Crítica publicada no Jornal do Brasil
por Macksen Luiz – Rio de Janeiro –  1985

Barra

Em cena, os maus hábitos políticos

Caiu o Ministério é o segundo texto do interessante projeto do grupo TAPA que faz uma avaliação do teatro brasileiro do século XIX. Depois de O Noviço, de Martins Pena, é a vez de França Júnior (1838 – 1890) que poderia ser considerado um continuador do dramaturgo que introduziu o teatro de costumes no Brasil. França, ao contrário de Pena, no entanto, demonstra uma maior vocação para espicaçar os meus hábitos brasileiros, especialmente os políticos. É do que trata esse Caiu o Ministério. Entre ingênua trama amorosa circula o tráfego de influências que faz da prática política neste país uma triste sucessão de conluios e compadrios. Essa atualidade que a história política do Brasil não abandona é desenhada com traços quase borrados, para não deixar qualquer dúvida sobre o que (e de quem) se está falando. O quadro que França fixa no palco é extremamente acurado na captação dos tipos e personagens que perambulavam pela Rua do Ouvidor – o centro de efervescência política da cidade, um corredor, como o do Congresso atual, apenas um pouco mais mundano – para saber das últimas inconfidências e boatos da Corte. Ministros venais, estrangeiros espertos (personagem do inglês com sua fantástica “sistema cinófero”, um caminho de ferro do Cosme Velho ao Corcovado movido a cachorros), pequenos funcionários em busca de nomeação, favoritismos e tantas figuras e comportamentos que nos soam tão contemporâneos estão presentes nesta peça que sobrevive tanto tempo (foi escrita em 1881) não só por flagrar essa permanência de hábitos políticos, mas também por ser certeira no alcance de suas críticas.

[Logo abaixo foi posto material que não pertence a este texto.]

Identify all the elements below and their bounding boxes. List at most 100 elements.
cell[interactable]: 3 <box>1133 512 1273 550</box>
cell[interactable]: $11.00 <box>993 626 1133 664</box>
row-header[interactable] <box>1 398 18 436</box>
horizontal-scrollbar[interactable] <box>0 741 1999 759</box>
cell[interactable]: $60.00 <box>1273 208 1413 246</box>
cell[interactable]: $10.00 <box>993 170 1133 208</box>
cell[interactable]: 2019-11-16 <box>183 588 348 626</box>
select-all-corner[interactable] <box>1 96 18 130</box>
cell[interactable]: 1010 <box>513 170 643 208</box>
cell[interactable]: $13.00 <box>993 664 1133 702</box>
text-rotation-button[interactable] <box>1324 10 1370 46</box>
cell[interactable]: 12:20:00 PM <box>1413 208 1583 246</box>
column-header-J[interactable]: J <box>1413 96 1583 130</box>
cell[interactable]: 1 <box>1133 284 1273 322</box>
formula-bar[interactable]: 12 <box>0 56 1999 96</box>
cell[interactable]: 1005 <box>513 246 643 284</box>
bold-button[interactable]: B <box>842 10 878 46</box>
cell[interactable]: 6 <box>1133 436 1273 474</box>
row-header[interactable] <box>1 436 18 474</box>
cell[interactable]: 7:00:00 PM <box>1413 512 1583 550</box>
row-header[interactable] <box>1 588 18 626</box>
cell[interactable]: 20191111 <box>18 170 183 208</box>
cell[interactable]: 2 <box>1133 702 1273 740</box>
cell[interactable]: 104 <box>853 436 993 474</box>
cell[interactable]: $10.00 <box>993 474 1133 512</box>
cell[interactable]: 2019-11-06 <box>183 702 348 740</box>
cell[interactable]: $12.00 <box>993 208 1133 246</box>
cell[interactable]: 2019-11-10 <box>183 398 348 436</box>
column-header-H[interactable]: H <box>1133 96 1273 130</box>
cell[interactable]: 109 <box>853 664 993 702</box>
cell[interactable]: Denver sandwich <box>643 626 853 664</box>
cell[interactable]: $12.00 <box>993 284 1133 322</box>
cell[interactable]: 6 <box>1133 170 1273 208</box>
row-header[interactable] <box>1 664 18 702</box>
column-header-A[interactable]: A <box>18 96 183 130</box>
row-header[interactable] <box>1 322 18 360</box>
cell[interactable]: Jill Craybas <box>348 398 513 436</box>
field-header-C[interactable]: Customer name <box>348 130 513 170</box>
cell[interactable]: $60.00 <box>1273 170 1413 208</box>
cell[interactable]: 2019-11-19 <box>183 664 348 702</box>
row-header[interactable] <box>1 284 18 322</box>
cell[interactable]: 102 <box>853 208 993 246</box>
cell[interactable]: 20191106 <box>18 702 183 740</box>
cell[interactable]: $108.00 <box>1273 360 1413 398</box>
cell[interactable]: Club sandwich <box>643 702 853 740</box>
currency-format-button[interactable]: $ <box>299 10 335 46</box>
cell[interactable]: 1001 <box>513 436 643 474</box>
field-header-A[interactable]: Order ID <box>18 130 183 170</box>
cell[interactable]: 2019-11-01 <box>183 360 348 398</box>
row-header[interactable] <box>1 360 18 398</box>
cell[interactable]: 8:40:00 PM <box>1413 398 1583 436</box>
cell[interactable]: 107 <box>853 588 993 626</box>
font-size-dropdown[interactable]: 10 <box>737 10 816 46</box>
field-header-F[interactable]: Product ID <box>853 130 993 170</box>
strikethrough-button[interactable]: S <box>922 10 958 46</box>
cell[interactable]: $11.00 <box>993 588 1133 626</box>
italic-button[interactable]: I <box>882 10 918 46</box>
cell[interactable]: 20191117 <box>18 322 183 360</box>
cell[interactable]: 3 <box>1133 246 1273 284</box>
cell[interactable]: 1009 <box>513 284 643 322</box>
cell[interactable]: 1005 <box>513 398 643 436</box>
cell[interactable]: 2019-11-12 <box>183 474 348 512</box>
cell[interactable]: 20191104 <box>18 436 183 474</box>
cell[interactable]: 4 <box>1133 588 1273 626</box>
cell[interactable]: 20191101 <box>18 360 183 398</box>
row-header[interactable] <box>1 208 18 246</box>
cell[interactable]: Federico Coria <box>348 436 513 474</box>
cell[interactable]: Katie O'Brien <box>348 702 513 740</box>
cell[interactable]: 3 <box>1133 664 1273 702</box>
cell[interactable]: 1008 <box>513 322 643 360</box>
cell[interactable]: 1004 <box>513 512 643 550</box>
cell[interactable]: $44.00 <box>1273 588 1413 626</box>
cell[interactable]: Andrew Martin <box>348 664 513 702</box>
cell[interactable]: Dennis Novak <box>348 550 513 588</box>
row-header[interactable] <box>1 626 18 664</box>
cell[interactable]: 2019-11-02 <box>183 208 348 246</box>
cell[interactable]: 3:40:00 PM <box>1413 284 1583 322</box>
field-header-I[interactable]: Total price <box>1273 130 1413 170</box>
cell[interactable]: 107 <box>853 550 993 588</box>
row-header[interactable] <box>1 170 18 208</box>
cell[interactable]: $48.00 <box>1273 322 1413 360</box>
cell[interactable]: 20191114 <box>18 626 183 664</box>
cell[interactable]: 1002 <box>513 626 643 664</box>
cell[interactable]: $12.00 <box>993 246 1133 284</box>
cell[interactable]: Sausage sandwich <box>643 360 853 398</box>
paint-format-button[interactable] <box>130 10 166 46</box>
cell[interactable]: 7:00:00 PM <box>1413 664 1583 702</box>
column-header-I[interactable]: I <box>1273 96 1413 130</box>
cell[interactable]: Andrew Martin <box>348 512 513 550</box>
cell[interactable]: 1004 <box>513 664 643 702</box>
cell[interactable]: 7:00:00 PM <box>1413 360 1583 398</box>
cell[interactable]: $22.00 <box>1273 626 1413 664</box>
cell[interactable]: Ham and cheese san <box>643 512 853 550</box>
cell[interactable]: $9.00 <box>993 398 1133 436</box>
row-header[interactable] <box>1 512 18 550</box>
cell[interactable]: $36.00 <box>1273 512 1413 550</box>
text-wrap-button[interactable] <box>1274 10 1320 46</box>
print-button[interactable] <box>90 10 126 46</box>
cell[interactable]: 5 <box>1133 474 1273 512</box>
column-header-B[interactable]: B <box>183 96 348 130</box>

França Junior sofre do mal dos autores da época: excesso de fatos que se arrumam no final, harmoniosamente, e com ajuda de fatores externos. A necessidade de conter seu humor mais cáustico nos limites do bom tom vigente, impede que algumas cenas e personagens se desenvolvam mais livremente. De qualquer forma, nota-se o recurso bastante sofisticado para o período dos diálogos paralelos e predisposição a tratar, até de maneira impiedosa, certos personagens.

O diretor Celso Lemos, sem abandonar a concepção estilística do espetáculo anterior, no qual gestos largos, exageros e ênfases marcavam a trajetória do noviço, depura bem mais o tratamento da história de França Júnior. A começar por uma distribuição coreográfica do numeroso elenco no palco, compondo a cena com elegância (é de bom impacto o quadro inicial da Rua do Ouvidor) e com achados cômicos. O gesto maneiroso do jovem Monteirinho, interrompido pelos outros personagens com batidas de pé no chão, consegue efeito de palco da maior eficiência, da mesma forma que proceda a uma crítica feroz ao beletrismo e ao vazio bacharelato de aparências. A atitude colonizada da jovem Beatriz está marcada por inflexões que foram pedidas emprestadas à juventude que nos é bastante familiar. São brincadeiras, jogos teatrais, truques que cumprem, plenamente, a função de uma montagem dirigida ao público juvenil – está integrada ao Projeto Escola do grupo Tapa -, mas que respeita o valor intrínseco do texto, sem criar grandes pirotecnias de linguagem. Afinal, o propósito é apresentar ao jovem a dramaturgia do século passado.

Os cenários e adereços de Ricardo Ferreira e Olinto Mendes de Sá ainda que pouco ambiciosos, por necessidade de economia e de transporte, são extremamente envolventes na sua simplicidade. O da Rua do Ouvidor consegue colorir o palco com poucos, mas eficientes elementos. Os figurinos de Lola Tolentino têm a correção e a teatralidade necessárias. A iluminação de Wagner Pinto não apela para grandes invencionices e só resvala na cena em que D. Bárbara dá a receita contra o mau-olhado.

Do elenco, todo ele muito empenhado e visivelmente integrado à proposta da montagem, sobressaem o espírito de comicidade de caricatura de Vera Holtz e de Jorge Bueno, a divertida composição de Brian Penido, o humor inteligente de Denise Weinberg e o ingênuo de Renato Icarahy, a experiência de Cláudio Gaia, o tipo bem construído de Susanna Kruger, a nitidez de elaboração de Teresa Frota e o à-vontade de Henri Pagnocelli.